The last piece of Church’s quote I want to talk about is the racism in Madison that “we just can’t
quite pinpoint.” In Coates’s Between the World and Me he tells his son that white people often
do not see racists; to us racists are fantastic creatures, as real as orcs and trolls. He also writes
“there is no golden era when evildoers did their business and loudly proclaimed it as such,” and
adds a quote from Soviet Communism critic Solzhenitsyn: “To do evil a human being must first
of all believe what he’s doing is good, or else that it’s a well-considered act in conformity with
natural law.” This echoes Jay Smooth’s lesson: for the most part, we have good intentions, but
our ignorance means unintended effects result.
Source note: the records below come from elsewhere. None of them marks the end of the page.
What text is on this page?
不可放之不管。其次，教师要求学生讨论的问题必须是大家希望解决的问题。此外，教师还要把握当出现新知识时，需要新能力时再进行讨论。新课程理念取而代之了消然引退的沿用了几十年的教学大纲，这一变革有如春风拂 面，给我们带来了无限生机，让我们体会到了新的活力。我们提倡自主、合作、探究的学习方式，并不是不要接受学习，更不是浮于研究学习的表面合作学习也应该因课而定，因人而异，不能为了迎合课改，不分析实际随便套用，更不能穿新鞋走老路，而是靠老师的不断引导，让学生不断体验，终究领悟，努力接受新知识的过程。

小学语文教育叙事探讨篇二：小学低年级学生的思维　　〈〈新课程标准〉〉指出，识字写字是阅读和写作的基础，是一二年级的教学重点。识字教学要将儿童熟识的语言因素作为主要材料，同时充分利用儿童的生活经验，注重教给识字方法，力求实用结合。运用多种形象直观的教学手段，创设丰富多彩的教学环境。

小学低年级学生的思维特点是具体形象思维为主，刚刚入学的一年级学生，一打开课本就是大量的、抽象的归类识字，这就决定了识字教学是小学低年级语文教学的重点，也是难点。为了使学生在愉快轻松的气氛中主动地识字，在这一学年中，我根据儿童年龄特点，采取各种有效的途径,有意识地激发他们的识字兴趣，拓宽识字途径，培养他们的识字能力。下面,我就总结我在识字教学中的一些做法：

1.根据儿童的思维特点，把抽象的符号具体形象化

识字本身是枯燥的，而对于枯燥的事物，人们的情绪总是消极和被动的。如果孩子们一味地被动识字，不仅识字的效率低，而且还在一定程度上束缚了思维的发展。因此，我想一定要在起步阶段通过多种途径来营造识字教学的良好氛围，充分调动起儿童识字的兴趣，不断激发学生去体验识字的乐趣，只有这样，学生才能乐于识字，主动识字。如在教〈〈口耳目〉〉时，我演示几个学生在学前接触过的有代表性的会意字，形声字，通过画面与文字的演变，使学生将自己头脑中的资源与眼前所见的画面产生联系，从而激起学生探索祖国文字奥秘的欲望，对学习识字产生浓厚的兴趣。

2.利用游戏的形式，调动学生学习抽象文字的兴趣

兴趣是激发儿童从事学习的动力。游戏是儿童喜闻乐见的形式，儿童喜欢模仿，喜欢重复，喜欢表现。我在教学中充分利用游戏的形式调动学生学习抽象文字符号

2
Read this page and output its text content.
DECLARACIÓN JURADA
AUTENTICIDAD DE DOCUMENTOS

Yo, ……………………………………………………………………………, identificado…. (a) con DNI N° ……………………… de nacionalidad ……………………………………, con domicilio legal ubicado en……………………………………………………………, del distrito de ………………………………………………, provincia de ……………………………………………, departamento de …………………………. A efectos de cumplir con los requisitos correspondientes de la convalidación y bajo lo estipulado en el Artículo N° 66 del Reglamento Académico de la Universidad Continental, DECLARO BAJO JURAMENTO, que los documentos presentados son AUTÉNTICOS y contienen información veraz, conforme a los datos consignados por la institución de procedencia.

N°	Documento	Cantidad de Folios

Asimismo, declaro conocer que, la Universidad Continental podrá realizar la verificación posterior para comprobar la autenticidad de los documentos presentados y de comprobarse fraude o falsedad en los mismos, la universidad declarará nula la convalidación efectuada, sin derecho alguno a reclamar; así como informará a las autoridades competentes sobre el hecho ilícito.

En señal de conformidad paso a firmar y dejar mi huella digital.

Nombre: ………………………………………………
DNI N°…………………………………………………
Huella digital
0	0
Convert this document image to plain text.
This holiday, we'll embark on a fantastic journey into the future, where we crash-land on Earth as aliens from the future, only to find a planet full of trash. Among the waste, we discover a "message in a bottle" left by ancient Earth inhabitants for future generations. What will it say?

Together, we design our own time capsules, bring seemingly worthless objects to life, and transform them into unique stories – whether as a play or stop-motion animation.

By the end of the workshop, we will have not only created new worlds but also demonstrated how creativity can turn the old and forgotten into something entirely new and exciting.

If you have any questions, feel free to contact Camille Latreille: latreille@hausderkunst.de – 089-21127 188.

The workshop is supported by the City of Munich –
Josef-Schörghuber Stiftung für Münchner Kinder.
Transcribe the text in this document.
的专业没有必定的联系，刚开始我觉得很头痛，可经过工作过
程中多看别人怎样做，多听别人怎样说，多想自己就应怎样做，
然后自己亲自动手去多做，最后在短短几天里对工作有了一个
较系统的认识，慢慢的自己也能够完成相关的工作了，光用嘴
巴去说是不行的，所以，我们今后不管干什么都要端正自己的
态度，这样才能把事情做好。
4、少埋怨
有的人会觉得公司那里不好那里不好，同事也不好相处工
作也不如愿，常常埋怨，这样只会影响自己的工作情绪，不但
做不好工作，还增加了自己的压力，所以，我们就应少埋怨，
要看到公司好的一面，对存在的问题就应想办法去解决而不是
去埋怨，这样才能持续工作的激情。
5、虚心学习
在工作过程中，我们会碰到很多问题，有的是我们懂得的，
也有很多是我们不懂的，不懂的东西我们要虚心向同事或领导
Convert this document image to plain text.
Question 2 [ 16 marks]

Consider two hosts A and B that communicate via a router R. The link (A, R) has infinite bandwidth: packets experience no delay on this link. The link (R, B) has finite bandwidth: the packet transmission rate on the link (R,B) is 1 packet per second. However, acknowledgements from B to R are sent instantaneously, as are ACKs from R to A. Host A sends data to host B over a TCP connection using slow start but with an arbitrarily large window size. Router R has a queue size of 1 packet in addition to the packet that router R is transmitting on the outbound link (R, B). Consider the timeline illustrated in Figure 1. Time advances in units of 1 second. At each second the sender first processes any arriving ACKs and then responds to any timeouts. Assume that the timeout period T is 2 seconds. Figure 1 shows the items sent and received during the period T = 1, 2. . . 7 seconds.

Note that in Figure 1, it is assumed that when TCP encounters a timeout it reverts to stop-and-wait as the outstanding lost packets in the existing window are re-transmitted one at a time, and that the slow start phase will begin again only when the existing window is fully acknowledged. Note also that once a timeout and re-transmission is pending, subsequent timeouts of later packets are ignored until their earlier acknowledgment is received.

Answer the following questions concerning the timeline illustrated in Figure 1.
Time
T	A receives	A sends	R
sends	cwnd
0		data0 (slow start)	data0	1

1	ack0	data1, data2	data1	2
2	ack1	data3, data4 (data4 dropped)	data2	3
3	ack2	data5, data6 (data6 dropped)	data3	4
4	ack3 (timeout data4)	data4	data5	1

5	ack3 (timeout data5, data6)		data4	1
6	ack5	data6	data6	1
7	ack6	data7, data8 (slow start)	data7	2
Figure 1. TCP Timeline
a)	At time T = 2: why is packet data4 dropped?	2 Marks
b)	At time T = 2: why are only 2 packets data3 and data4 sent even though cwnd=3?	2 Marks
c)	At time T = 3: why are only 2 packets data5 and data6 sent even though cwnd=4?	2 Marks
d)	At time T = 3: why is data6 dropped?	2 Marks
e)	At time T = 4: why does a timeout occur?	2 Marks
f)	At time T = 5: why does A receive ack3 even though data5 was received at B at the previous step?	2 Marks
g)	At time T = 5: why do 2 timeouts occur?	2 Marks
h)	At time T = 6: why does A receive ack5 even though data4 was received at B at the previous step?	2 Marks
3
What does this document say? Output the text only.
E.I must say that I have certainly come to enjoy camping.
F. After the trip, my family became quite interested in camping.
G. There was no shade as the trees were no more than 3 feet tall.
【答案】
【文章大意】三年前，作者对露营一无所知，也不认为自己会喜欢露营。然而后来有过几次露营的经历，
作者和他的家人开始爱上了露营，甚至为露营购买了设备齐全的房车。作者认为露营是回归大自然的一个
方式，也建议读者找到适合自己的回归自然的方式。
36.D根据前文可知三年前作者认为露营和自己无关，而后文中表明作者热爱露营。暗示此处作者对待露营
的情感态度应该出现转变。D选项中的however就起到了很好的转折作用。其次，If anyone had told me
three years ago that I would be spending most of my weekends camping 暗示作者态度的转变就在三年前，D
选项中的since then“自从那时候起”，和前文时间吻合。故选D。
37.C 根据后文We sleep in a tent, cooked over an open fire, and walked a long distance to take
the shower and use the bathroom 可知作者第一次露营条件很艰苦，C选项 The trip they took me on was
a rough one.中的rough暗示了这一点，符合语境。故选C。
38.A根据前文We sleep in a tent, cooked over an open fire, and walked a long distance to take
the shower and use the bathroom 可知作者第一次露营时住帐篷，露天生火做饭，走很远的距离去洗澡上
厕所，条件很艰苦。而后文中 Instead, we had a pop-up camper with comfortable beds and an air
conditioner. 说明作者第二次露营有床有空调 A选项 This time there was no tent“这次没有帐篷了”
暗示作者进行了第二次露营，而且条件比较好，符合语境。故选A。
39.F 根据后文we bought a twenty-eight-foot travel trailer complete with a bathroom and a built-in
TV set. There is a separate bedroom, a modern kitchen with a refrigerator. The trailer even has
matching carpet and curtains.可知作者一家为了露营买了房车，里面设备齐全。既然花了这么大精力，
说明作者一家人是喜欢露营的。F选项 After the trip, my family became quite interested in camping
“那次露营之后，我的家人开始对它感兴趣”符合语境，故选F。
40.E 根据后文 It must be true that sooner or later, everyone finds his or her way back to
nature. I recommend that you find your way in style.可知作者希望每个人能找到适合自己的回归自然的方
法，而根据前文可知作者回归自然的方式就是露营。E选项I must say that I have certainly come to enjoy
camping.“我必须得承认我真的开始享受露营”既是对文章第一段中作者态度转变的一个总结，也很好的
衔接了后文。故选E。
So, Jake, what are some of those specifics Madison should be examining?
1. In 2010 the Shorewood Hills Village Board voted down a middle-income affordable
housing project, Some comments and concerns during this are telling. A Village Board
member: "different values – I'm not saying bad values – but different values from what we
have here… People who live here are in for the long haul." He elaborated that he meant
renters vs owners..
2. “We Support Our Madison Police” signs which began popping up in my neighborhood
shortly after Genele Laird’s controversial arrest this summer. The news articles and
interview with the lead guy all say not much more than the sign itself. The timing of the
signs implies that Genele’s arrest method was OK. Are the people asking for more
community control over the police not supporting the police?
It’s impossible to know what we don’t know, so what do we do? Early in this research I wrote to
myself, “not knowing what to do is just an excuse that has never seen work boots.” I’m working
on diversifying the voices I consume, which, like being good, is work that’s never done. And that
doesn’t mean the voices simply come out of different-colored mouths, it means they say things I
haven’t heard or things I disagree with.
However, I haven’t localized this yet. I don’t know enough about Madison politics. I’m working
on it, including reading the Church article where he critiques Madison’s racism solutions:
“usually well-meaning people (often perpetrators) get together to decide how to help those other
people; and those other people don’t get a real say in what help looks like but should, of course,
be ever grateful.” What’s clear from Church is that when facing a knowledge gap, another way
of finding out what to do and avoiding unintended effects is collaborative decision making with
these “other people”.
This isn’t the only way or best way. It’s just how I got here. Too many people hear about a big
general problem called racism and let not knowing what to do stop them. And it isn’t about
choosing between two sides. It’s about thinking and asking questions, getting into the specifics,
making neighborhoods back into communities instead of a collection of silos.
I’m still learning. You should, too.